Он помнил, что еще до него Леонардо да Винчи, Рабле или Дидро стремились познать все науки своего времени. Жан-Луи Мартен раскрыл в себе то же устремление.
Наука обновлялась чаще, чем какие-либо другие формы выражения человеческого интеллекта, и ее эволюция была быстрой, словно несущийся поезд, постоянно ускоряющий движение. Больше никто не мог его догнать. И Мартен имел привилегию – у него было время следить за всеми этапами прогресса.
Естественно, более всего он увлекался тем, что имело отношение к мозгу и нервной системе.
Отныне он сделал свой выбор – ему захотелось понять внутренние механизмы мысли. Когда он слышал, как ученый объясняет свои исследования, он всегда задавал себе один и тот же вопрос: «Что же на самом деле происходит в его мозге? Что побуждает его к действию?»
37
Что побуждает нас к действию?
Акт 2
Буря в голове
38
Ветер.
Мистраль веет в оливковых деревьях и подгоняет желтый снег – хлопья мимозы. Подобно подвесным грушам, кипарисы сгибаются и снова выпрямляются, не боясь порывов ветра. По темно-синему небу проходят облака в серую и фиолетовую полоску. Солнце окончательно скрывается за морем, когда мотоцикл Лукреции Немро паркуется перед величественной виллой Кап-д'Антиб. Через решетку на входе виднеется дом. Задуманное в виде корабля, здание из черного мрамора украшено коринфскими
Лукреция Немро нажимает на кнопку. Нет ответа. Она нажимает еще несколько раз.

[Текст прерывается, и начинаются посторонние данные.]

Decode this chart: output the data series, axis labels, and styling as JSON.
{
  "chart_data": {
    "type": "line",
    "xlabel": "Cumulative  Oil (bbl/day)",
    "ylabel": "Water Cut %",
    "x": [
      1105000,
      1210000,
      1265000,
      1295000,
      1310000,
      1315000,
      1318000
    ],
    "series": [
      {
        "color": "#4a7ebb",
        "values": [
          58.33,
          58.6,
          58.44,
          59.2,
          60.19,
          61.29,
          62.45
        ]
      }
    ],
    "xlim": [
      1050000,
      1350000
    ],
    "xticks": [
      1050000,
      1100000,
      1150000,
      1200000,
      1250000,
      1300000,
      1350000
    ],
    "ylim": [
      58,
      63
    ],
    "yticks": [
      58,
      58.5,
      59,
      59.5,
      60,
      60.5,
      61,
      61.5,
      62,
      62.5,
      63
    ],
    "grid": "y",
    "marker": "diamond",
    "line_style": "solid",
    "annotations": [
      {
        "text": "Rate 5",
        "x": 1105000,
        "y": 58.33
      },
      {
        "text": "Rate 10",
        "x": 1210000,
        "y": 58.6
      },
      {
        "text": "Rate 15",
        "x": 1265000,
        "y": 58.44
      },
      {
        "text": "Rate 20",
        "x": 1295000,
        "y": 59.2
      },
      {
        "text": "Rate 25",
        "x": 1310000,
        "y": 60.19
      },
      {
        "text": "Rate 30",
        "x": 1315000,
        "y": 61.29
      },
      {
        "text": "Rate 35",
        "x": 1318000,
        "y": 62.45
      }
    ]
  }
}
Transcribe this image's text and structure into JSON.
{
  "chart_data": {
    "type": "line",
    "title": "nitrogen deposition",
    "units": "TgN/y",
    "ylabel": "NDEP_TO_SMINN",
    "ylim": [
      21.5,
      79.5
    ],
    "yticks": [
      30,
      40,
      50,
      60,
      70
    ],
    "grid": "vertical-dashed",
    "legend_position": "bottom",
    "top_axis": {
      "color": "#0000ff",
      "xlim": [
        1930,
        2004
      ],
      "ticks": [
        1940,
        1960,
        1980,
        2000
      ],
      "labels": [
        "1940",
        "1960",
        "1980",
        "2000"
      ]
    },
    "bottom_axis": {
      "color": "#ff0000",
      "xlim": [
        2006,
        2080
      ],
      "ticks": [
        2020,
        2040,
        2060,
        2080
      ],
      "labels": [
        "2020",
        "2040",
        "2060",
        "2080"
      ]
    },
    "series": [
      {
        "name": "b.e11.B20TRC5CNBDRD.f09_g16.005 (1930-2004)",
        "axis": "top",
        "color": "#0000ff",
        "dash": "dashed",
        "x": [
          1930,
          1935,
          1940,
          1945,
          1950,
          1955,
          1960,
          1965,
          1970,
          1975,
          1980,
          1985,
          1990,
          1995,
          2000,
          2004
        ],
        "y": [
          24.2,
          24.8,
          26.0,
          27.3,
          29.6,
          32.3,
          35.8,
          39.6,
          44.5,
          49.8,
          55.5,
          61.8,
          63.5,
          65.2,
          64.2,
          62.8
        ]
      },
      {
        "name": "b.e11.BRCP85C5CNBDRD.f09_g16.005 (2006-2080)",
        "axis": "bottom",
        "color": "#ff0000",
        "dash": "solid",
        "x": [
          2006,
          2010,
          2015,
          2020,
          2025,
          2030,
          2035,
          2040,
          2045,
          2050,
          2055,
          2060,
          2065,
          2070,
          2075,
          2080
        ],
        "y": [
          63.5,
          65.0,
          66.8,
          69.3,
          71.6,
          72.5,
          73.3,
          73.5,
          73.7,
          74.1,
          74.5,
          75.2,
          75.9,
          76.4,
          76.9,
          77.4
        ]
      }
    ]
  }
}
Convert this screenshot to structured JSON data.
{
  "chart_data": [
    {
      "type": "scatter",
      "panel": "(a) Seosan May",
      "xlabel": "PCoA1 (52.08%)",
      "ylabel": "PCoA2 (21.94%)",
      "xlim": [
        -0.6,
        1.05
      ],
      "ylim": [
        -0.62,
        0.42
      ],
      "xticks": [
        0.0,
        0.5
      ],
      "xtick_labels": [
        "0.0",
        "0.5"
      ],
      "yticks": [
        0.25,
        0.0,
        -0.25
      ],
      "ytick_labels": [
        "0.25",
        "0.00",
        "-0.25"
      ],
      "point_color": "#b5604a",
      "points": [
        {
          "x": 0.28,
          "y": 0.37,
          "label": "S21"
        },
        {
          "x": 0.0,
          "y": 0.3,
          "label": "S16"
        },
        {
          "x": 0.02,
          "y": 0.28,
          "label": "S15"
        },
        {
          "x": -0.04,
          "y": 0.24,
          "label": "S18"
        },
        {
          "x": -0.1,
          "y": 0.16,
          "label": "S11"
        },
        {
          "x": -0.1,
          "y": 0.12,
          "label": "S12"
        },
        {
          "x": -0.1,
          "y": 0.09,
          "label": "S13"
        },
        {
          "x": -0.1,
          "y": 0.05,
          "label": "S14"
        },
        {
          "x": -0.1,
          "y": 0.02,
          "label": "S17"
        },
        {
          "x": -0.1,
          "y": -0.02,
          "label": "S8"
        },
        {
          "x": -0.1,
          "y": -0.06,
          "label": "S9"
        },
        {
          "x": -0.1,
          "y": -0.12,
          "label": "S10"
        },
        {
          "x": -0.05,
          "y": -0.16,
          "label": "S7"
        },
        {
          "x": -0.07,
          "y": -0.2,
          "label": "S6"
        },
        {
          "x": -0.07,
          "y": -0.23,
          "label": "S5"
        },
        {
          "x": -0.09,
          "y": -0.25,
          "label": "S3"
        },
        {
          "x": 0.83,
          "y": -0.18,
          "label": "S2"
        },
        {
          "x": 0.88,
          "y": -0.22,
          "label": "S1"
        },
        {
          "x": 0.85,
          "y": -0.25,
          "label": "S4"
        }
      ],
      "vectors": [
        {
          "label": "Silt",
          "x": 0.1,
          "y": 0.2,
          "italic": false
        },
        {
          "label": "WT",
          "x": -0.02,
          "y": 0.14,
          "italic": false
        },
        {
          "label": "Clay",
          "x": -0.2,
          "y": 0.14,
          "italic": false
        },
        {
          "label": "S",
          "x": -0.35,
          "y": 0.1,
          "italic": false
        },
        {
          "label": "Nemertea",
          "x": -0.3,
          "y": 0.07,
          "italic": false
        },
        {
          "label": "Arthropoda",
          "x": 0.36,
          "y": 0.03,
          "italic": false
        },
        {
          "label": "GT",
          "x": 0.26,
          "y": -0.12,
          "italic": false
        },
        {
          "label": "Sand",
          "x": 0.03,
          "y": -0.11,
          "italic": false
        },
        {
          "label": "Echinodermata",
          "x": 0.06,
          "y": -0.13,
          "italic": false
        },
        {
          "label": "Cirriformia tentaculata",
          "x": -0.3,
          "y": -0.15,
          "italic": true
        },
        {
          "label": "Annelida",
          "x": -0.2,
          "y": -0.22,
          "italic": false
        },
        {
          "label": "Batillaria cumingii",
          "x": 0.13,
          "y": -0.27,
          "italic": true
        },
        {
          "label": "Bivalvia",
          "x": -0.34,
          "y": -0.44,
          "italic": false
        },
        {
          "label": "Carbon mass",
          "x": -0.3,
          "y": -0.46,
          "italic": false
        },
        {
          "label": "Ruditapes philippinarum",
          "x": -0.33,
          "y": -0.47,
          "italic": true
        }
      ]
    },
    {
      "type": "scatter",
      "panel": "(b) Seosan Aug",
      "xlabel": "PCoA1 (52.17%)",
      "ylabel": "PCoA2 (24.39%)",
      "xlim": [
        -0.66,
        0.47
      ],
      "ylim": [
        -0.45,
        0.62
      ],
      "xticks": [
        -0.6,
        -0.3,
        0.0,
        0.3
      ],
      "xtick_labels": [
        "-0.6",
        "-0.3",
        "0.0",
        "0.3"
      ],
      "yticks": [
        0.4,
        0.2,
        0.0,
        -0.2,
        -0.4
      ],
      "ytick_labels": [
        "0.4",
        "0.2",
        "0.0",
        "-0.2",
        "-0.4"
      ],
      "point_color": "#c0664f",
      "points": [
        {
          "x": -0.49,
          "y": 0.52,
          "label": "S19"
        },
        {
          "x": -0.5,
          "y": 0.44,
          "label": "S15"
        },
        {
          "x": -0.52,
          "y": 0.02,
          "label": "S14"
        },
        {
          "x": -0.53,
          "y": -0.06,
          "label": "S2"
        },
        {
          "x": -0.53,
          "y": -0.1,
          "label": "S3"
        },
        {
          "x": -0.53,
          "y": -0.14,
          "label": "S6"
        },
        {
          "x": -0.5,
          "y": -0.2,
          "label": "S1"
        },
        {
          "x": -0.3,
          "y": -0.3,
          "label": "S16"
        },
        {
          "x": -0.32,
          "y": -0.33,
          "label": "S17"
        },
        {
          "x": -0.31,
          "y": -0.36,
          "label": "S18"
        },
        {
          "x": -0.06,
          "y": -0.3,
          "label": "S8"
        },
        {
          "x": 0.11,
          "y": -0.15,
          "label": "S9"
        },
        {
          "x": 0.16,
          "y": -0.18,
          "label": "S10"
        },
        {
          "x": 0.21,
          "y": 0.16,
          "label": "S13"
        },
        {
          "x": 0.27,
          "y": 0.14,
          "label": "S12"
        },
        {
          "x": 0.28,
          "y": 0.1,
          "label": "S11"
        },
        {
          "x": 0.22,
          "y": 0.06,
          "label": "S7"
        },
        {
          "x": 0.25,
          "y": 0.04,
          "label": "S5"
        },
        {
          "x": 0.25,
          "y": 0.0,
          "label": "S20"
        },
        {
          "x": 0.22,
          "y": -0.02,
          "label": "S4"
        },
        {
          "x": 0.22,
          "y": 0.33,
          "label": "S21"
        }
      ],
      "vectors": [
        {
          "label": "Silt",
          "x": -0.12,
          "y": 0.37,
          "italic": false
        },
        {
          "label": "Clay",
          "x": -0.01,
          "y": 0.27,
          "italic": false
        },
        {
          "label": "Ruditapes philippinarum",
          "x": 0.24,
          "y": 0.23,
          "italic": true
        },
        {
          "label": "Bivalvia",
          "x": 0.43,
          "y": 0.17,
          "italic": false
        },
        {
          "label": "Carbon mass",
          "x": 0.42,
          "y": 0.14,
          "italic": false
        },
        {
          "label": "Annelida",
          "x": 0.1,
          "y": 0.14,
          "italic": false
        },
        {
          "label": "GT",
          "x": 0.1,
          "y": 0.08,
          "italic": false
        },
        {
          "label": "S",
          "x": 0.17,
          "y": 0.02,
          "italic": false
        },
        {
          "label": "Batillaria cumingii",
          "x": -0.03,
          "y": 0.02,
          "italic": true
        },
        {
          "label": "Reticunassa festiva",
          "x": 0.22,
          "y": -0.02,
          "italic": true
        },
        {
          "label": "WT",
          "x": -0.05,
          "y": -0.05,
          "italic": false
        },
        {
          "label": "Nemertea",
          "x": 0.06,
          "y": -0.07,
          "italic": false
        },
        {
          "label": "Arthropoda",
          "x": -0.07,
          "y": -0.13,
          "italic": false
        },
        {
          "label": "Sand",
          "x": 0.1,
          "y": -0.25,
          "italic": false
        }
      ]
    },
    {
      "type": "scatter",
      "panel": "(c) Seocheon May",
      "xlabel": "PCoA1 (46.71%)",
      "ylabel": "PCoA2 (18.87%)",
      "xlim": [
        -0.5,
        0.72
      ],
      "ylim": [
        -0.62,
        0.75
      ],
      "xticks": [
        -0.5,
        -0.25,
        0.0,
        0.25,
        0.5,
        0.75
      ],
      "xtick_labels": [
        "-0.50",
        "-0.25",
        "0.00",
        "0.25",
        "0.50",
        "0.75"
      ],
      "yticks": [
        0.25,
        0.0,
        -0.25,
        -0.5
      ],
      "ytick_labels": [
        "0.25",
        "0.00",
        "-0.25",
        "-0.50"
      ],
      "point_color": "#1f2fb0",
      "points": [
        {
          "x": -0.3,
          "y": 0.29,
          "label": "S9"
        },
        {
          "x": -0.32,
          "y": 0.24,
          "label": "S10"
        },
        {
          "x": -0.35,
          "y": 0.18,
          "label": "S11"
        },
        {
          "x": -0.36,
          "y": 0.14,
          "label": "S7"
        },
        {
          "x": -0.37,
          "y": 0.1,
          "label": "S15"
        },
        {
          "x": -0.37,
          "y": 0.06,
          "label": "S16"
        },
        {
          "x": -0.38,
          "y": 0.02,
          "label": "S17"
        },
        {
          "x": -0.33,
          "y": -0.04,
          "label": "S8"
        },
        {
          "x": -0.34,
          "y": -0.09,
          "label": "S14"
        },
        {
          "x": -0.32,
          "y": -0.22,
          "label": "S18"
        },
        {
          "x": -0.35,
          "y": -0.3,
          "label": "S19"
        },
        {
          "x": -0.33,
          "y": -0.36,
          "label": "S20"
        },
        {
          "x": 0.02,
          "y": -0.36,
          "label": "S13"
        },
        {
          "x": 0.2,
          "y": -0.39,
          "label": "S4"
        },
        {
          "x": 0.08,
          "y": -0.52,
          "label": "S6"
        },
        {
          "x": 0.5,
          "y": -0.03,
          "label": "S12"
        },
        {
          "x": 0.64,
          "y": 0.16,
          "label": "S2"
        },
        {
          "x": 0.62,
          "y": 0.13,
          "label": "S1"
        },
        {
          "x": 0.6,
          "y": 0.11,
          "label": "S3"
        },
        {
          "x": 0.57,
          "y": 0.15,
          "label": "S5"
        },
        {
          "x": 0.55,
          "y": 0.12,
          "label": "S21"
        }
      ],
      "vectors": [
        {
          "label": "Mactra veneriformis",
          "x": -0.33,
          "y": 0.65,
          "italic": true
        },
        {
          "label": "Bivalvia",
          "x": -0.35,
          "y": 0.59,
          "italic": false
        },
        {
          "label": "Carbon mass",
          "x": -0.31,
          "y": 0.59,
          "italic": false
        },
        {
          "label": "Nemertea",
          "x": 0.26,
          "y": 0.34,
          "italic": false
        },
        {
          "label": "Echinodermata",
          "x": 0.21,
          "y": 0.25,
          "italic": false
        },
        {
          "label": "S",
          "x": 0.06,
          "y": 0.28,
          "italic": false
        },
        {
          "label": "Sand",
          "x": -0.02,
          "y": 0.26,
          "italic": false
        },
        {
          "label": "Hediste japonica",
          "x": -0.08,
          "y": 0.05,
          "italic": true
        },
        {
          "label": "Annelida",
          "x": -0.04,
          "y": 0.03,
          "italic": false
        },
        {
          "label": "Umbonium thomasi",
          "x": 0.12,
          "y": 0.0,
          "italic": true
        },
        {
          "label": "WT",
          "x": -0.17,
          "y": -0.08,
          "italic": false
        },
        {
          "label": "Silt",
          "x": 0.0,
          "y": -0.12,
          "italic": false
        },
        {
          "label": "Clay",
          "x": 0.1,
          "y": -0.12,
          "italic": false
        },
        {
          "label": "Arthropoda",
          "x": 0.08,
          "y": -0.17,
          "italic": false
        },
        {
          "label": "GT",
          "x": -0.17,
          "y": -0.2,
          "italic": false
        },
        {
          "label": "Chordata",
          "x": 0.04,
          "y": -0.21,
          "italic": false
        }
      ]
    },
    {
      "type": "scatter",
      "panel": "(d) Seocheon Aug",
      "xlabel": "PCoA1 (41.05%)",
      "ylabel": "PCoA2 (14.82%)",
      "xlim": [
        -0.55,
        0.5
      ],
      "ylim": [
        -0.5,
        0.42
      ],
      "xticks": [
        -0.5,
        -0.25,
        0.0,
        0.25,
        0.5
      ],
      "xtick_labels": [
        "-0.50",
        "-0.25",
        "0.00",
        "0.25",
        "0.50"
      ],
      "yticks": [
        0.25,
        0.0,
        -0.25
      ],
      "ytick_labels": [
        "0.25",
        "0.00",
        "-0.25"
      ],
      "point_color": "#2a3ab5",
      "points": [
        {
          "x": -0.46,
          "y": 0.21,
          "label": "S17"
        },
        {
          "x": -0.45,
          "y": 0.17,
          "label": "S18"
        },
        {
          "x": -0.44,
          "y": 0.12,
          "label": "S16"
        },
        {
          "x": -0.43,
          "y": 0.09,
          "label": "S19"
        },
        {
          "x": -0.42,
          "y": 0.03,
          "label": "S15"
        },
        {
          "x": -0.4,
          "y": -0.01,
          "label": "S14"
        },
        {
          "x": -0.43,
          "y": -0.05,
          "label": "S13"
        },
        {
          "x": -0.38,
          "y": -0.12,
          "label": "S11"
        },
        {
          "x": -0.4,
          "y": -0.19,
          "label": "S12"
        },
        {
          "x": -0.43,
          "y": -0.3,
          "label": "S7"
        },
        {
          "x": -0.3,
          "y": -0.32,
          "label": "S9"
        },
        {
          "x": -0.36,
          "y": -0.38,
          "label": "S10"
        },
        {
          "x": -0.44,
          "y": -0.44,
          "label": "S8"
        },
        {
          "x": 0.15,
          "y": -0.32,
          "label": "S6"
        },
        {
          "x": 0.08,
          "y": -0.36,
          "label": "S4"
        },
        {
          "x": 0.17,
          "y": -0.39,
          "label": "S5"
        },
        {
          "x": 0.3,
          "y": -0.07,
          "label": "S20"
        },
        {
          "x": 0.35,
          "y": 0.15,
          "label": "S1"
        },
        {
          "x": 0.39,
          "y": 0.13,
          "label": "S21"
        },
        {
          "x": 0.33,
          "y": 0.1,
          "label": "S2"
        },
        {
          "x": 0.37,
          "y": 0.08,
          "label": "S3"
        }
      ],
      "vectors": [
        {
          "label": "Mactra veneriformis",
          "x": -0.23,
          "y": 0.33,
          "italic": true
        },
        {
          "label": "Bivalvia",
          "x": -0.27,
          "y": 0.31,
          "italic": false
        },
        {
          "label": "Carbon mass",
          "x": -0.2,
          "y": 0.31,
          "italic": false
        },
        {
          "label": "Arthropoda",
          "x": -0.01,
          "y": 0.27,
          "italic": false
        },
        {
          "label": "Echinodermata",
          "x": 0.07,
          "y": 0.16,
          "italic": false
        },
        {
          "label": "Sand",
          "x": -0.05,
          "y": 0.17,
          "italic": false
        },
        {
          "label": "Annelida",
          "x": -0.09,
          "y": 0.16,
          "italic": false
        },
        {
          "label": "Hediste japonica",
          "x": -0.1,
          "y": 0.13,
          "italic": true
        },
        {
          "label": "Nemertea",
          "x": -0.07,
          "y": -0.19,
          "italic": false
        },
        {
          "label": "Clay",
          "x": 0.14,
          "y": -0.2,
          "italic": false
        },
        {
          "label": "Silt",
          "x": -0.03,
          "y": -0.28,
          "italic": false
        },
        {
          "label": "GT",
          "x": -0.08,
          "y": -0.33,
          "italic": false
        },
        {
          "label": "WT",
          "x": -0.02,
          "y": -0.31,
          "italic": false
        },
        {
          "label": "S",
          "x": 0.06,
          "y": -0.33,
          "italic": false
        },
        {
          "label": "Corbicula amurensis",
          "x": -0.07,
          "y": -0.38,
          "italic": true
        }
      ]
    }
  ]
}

– Моя мама говорила мне: «Первое – осведомиться. Второе – подумать. Третье – действовать». Начнем с осмотра мест, – объявляет Исидор Катценберг.
Они обходят имение. Им не удается обнаружить никакого прохода, но в углу они замечают перегородку пониже.
Лукреция взбирается наверх. Оказавшись наверху, она помогает своему коллеге, которому подняться намного труднее.
Журналисты беспрепятственно пересекают парк. Никакая сигнализация не срабатывает. Собака за ними не гонится. Статуи не двигаются, но как будто смотрят на них.
Лукреция негромко стучит, затем отступает, достает отмычку и начинает вскрывать замок. Тот в конце концов поддается. Они осторожно проходят вперед, зажигают фонарь и шарят лучом на входе.
– Мама говорила, что в детстве я часто все делал наоборот. Сначала действовал. Это приводило к катастрофе. Потом я думал: как ее скрыть? А затем осведомлялся, как ее исправить.
Лукреция в последний момент, уже на лету, ловит фарфоровую статуэтку, которую ее компаньон столкнул по невнимательности. Они освещают коридор, ведущий в небольшую гостиную. На стенах развешаны картины, все подписанные одним и тем же художником.
– Итак, наш доктор очень любил Сальвадора Дали.
– Я тоже очень люблю Дали, – говорит Исидор, – он гений.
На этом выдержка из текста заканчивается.